Thomas Frank has a nice op-ed in the WSJ, taking the Villagers to task for their obsession with the magical bipartisanship pony and their disdain for, you know, every issue of policy and substance.

One quibble. When Frank says ...

It is supposed to be high-minded stuff, this longing for a bipartisan golden age. But in some ways it is the most cynical stance possible. It takes no idea seriously, since everything is up for compromise. The role of the political parties is merely to cancel each other out, so that only the glorious centrists remain, triangulating majestically between obnoxious extremes.

... I can only think of what an unkillable meme it was last decade among the chattering classes to dismiss Bill Clinton as a "triangulator."

'Course, that means I'm implying that they're consistent and not hypocritical. My bad.
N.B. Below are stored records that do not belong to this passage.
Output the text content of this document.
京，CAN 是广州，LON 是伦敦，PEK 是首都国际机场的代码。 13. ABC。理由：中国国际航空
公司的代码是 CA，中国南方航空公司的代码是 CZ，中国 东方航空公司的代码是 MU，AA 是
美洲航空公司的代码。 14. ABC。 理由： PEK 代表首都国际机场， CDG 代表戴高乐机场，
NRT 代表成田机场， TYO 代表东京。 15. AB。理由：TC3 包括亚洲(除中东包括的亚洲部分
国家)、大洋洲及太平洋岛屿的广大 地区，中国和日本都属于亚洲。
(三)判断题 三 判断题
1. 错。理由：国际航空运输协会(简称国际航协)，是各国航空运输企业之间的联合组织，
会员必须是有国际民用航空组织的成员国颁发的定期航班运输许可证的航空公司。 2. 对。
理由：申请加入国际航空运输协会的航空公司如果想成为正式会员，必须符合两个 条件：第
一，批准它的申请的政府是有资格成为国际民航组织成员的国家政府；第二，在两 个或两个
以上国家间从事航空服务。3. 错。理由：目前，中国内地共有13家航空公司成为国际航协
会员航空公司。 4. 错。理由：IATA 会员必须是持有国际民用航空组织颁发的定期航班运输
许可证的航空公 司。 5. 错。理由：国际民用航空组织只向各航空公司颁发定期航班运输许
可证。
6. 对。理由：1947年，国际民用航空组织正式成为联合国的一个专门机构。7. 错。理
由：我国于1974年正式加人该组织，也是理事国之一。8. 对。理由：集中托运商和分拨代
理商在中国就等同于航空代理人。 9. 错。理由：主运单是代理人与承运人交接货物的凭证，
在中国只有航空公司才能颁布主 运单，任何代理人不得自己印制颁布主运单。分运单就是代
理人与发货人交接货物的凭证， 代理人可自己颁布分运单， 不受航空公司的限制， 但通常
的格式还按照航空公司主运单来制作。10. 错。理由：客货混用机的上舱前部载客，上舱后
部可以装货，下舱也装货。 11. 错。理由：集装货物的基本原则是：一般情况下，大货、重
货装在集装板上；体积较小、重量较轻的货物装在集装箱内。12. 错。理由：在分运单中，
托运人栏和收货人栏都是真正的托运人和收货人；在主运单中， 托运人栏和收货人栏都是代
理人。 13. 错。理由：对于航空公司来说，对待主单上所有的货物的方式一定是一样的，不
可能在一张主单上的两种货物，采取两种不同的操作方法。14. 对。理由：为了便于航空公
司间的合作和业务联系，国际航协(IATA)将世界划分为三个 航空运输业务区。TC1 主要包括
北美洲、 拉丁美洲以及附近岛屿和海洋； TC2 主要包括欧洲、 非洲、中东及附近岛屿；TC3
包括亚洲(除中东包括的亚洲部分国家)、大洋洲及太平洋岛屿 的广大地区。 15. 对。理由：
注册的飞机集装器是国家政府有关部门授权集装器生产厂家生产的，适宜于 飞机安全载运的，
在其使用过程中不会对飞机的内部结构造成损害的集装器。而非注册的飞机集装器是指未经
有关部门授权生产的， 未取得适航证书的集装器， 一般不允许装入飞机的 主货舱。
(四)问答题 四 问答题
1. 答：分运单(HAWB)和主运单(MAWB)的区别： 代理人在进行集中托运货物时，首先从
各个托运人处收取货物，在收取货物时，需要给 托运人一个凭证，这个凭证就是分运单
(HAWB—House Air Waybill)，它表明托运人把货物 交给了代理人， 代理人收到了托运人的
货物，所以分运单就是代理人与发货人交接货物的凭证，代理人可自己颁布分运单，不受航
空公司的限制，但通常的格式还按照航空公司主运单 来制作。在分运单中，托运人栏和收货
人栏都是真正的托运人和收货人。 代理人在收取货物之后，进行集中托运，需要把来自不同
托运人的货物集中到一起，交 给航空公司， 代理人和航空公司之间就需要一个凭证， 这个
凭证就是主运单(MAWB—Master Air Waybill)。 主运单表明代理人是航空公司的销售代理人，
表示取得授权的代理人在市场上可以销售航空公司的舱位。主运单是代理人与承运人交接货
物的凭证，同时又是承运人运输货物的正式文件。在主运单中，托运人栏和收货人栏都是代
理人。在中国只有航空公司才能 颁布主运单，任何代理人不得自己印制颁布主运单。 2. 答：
Frank's conclusion is money, though:

What's more, bipartisanship's boosters can't even discern friend from foe. The Republican caucus in the House of Representatives, which seems to be growing even more conservative as its numbers shrink, has clearly resumed the strategies of the early Gingrich era -- obstruction, bomb-throwing and more obstruction. But to the mainstream media, the angry Republican pols seem to mainly discredit Mr. Obama, who failed to win over the GOP. Which will, of course, encourage the bitter-enders to obstruct even more.

Never has Beltway orthodoxy looked as clueless and futile as it does today. Confronted with the greatest failure of economic ideas in decades, it demands that the president make common cause with people for whom those failed ideas are still sacred. To think we can solve our problems in this way is like hoping to chart a route to the moon by water.